8. What symptoms should an IBS sufferer be worried about?

Concerning symptoms include weight loss, blood in the stool, persistent vomiting, severe abdominal pain, any lumps in the abdomen or around the back passage, and sudden symptoms that start out of the blue, particularly in older people (50+). Unusual symptoms that seem to be related, including changes to a women’s periods, would need further investigation too.

I can appreciate that there are other symptoms might be worrisome and/or troublesome for patients, so I would take into serious consideration any symptom that is having a significant impact on a patient’s life.

9. How hard is it to diagnose IBS – do doctors ever ‘get it wrong’

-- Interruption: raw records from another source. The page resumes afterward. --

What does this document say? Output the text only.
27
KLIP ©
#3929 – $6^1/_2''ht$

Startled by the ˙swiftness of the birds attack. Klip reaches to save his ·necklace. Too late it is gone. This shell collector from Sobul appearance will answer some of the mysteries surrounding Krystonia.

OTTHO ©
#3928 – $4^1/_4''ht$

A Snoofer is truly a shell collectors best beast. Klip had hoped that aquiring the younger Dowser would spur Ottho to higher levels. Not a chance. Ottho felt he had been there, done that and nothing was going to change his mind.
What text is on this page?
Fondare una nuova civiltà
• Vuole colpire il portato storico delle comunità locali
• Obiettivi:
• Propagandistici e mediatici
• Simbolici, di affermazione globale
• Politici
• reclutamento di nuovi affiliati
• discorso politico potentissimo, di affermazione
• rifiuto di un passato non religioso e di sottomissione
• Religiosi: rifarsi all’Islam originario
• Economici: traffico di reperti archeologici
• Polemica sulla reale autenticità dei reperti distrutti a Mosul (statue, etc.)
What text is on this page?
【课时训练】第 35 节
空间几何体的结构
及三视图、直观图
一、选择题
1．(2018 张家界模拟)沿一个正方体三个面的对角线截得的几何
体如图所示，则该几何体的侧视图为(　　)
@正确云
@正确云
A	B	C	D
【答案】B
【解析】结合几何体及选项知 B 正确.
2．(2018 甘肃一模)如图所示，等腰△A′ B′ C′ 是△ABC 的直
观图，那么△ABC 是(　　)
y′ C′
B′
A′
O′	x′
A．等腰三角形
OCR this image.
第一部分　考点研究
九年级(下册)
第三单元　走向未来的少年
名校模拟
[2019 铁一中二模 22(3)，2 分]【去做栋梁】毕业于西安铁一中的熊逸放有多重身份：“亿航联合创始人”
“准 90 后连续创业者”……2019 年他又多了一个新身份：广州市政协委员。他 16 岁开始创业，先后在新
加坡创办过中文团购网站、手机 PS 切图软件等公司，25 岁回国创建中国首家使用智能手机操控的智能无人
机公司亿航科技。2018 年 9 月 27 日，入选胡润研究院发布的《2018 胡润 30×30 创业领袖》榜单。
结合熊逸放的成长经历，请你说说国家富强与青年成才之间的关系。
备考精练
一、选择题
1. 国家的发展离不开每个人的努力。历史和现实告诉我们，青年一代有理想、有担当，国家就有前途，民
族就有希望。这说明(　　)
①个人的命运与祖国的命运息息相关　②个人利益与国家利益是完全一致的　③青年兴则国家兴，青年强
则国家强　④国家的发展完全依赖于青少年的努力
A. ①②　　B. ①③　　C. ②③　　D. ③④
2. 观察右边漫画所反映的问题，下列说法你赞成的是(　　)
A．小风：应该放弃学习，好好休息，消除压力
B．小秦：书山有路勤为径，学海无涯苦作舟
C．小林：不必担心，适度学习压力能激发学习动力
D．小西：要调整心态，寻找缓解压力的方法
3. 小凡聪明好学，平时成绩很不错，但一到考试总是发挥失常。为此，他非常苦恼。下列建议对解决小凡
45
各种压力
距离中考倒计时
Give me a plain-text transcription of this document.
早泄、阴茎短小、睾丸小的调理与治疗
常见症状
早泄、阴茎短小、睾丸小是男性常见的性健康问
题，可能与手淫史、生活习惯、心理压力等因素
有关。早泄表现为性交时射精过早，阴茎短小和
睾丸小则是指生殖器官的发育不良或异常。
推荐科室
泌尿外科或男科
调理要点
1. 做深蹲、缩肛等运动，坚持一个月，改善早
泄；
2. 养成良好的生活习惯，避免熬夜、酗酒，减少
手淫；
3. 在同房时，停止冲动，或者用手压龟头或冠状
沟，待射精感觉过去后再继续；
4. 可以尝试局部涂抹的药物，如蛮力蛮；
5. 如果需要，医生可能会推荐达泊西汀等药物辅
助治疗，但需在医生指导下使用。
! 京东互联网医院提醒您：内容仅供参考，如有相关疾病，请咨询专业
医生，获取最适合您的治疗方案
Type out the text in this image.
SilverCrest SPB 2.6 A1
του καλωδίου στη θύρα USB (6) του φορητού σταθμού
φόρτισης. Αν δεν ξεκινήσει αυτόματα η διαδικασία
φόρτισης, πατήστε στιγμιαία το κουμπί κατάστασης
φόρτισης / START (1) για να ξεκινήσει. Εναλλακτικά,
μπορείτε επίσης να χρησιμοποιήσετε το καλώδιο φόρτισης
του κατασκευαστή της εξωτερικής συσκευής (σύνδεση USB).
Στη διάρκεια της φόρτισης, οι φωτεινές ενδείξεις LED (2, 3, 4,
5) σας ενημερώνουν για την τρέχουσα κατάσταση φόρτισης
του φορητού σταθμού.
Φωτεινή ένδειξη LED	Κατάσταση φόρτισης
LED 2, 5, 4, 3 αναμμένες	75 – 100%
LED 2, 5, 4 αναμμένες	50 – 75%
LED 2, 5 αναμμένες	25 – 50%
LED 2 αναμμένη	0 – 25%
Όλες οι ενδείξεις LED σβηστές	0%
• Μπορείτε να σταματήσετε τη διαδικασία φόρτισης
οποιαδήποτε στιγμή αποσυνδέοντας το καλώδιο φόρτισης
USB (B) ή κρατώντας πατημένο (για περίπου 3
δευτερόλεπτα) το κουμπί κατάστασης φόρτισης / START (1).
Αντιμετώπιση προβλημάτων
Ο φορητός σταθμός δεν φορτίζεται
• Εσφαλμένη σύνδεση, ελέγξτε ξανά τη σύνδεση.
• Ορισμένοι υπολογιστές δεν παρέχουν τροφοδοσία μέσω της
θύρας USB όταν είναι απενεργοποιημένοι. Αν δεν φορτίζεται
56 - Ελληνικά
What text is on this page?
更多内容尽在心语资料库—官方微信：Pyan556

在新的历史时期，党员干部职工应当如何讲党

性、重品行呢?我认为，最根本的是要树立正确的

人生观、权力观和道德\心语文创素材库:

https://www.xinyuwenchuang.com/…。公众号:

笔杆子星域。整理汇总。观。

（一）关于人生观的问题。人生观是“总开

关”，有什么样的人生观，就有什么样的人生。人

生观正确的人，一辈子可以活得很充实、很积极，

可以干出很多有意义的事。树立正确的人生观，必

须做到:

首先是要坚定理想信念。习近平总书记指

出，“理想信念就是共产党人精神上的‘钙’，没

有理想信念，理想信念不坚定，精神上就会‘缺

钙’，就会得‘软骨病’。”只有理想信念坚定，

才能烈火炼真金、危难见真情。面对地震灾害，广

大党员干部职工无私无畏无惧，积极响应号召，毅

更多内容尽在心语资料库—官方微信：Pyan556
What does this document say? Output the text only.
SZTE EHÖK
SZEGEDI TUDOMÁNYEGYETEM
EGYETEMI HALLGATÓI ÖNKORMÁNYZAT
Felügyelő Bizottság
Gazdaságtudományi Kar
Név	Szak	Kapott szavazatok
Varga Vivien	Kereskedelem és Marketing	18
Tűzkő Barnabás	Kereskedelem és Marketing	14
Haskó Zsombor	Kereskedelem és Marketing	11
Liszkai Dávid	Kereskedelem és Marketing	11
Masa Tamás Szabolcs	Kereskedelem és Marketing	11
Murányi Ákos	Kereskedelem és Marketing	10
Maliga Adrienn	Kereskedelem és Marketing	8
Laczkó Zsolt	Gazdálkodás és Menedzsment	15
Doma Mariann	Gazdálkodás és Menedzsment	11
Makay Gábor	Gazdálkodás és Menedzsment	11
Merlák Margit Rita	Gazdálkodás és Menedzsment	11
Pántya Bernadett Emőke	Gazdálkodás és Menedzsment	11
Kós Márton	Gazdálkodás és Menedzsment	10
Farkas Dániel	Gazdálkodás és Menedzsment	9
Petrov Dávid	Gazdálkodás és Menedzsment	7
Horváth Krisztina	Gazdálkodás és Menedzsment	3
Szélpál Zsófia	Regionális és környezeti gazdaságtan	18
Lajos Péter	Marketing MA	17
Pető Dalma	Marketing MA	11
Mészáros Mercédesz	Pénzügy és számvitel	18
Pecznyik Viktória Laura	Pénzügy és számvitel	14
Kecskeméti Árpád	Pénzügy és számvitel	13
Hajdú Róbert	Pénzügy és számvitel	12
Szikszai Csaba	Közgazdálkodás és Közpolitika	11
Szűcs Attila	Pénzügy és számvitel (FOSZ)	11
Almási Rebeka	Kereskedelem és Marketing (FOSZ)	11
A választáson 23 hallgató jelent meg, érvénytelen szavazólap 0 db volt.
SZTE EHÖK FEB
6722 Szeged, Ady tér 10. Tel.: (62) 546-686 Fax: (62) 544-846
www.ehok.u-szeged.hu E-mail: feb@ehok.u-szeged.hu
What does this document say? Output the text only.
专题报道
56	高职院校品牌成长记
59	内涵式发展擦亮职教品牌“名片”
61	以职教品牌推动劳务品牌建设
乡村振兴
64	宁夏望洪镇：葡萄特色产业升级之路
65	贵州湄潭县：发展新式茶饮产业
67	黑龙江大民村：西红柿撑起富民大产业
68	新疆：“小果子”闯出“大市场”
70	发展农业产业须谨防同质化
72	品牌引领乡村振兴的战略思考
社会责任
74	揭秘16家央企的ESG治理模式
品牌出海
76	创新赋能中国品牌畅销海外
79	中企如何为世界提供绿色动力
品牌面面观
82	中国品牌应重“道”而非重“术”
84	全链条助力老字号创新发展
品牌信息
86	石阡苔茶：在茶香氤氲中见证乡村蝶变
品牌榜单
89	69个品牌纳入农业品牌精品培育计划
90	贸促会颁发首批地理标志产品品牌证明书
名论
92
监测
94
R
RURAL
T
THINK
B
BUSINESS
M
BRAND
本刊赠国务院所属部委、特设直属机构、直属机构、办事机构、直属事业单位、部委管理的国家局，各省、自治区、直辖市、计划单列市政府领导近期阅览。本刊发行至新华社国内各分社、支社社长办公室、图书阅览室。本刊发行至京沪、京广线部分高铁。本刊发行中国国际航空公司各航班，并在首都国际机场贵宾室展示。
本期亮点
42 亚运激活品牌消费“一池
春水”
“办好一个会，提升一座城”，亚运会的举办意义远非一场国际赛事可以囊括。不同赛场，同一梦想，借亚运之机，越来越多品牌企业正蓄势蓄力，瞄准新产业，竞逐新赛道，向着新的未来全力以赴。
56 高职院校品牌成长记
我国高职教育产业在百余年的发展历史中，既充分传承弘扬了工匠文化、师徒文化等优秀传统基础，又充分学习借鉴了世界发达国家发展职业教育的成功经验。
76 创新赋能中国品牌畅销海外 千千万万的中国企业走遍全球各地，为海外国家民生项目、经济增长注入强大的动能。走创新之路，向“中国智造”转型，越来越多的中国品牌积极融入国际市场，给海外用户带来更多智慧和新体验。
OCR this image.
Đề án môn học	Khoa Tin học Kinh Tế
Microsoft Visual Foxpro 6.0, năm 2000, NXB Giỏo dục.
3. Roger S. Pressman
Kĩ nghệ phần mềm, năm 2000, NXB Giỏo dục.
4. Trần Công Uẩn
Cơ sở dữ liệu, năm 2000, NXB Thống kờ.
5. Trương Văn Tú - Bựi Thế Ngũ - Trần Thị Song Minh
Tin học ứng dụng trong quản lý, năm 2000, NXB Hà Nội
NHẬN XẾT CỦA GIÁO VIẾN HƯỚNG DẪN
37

Of course we get it wrong sometimes- IBS unfortunately doesn’t have 1 test that we can do and it’ll give us a yes/no answer! Like I’ve mentioned so far, it’s a clinical diagnosis and this often means a period of monitoring by the GP to see how the symptoms might change, especially following modification of lifestyle factors. From my experience, I usually suspect IBS after first talking to the patient, I discuss the possibility of this with them, agree to perform some relevant tests to rule out other possible diagnoses, and then monitor the symptoms, reviewing the patient to see how they are getting on.

10. How disgusting do you find talking about digestive problems? Does it make you feel sick?

I don’t find it disgusting at all- after 11 years of talking about, and examining people’s various body parts, it just doesn’t even enter my mind. Patients shouldn’t feel worried that they’re going to ‘disgust’ their GP- we’ve heard it all before (and probably more!).

11. Why do GPs tell their patients to ‘google’ the low FODMAP diet?

This is wrong- and I wouldn’t do this. I am aware that the FODMAP diet should only be carried out under the supervision of an appropriately trained dietitian, and our national guidelines do state this too. I have signposted patients to online IBS support groups (particularly to Kirsten’s resources!), but I specifically advise my patients not to try and do the FODMAP diet alone.